The device works by cutting up tissue into smaller parts to insure easy removal through a small abdominal incision.  Medical experts believe that during the removal process, the cancerous sac is punctured and is allowed to spread through the body.  Uterine sarcomas are impossible to detect beforehand, so women often simply carry the risk during the surgery.

According to court documents, a number of morcellator cancer lawsuits are new pending in district courts all over the United States.  Each lawsuit represents a woman who allegedly started suffering from aggressive uterine cancer after using the surgical tool.

The most recent morcellator cancer lawsuit was filed by a woman in the district of Northern California on May 13, 2014, in which a woman alleges that after using a Wolf Power Morcellator she was diagnosed with uterine cancer (Case No. Case5:14-cv-02209-PSG).

Some healthcare professionals are reportedly excited for this petition to take place because they believe that adequate attention will be given to this issue.  It is the hope that this product will not be as aggressively advertised, and that better safety precautions will be adapted to prevent future occurrences of uterine cancer.

The FDA launched an official inquiry into power morcellation cancer concerns in December 2013, which urged doctors to not use this device for laparoscopic procedures.

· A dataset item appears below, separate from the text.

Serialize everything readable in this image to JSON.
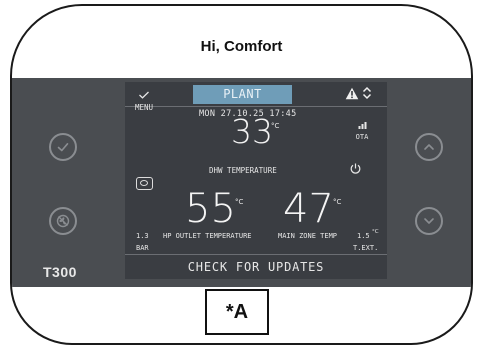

The FDA estimates that one out of every 352 women that undergo a hysterectomy using a power morcellator are suspected to have uterine sarcoma, and about one out of every 498 women have leiomyosarcoma (LMS).  With such significant risks, medical experts have also argued that morcellators may offer more danger than safety, supporting the petition.

Updates on Morcellator Cancer Complications

The FDA met to discuss the progress of their morcellator cancer investigation on July 10.  Together with the Obstetrics and Gynecological Devices Panel, the agency discussed the cancer risk and recommendations for the pre-market testing, labeling, and risk mitigation of future morcellator devices.

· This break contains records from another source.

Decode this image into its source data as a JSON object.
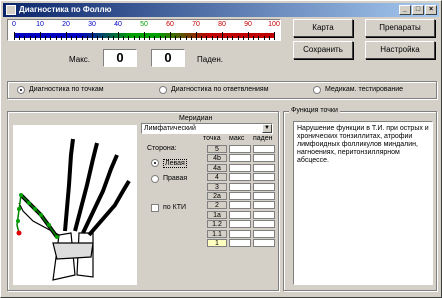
{
  "window": {
    "title": "Диагностика по Фоллю"
  },
  "scale": {
    "ticks": [
      "0",
      "10",
      "20",
      "30",
      "40",
      "50",
      "60",
      "70",
      "80",
      "90",
      "100"
    ]
  },
  "readout": {
    "max_label": "Макс.",
    "max_value": "0",
    "min_value": "0",
    "fall_label": "Паден."
  },
  "buttons": {
    "map": "Карта",
    "drugs": "Препараты",
    "save": "Сохранить",
    "settings": "Настройка"
  },
  "modes": [
    {
      "label": "Диагностика по точкам",
      "selected": true
    },
    {
      "label": "Диагностика по ответвлениям",
      "selected": false
    },
    {
      "label": "Медикам. тестирование",
      "selected": false
    }
  ],
  "meridian": {
    "label": "Меридиан",
    "value": "Лимфатический"
  },
  "side": {
    "label": "Сторона:",
    "options": [
      {
        "label": "Левая",
        "selected": true
      },
      {
        "label": "Правая",
        "selected": false
      }
    ]
  },
  "kti": {
    "label": "по КТИ",
    "checked": false
  },
  "table": {
    "headers": [
      "точка",
      "макс",
      "паден"
    ],
    "points": [
      "5",
      "4b",
      "4a",
      "4",
      "3",
      "2a",
      "2",
      "1a",
      "1.2",
      "1.1",
      "1"
    ]
  },
  "function": {
    "label": "Функция точки",
    "text": "Нарушение функции в Т.И. при острых и хронических тонзиллитах, атрофии лимфоидных фолликулов миндалин, нагноениях, перитонзиллярном абсцессе."
  }
}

Due to the severe criticism from the FDA and the public, Johnson & Johnson has announced that it is suspending sales of several of its morcellator devices until the FDA can provide proper guidance for the product’s safety.

Victims of these injuries are suing Johnson & Johnson and Ethicon on product liability charges. Specifically, these lawsuit contend there were no warnings or indications on the devices, and that the medical devices were not properly tested before being released to the market.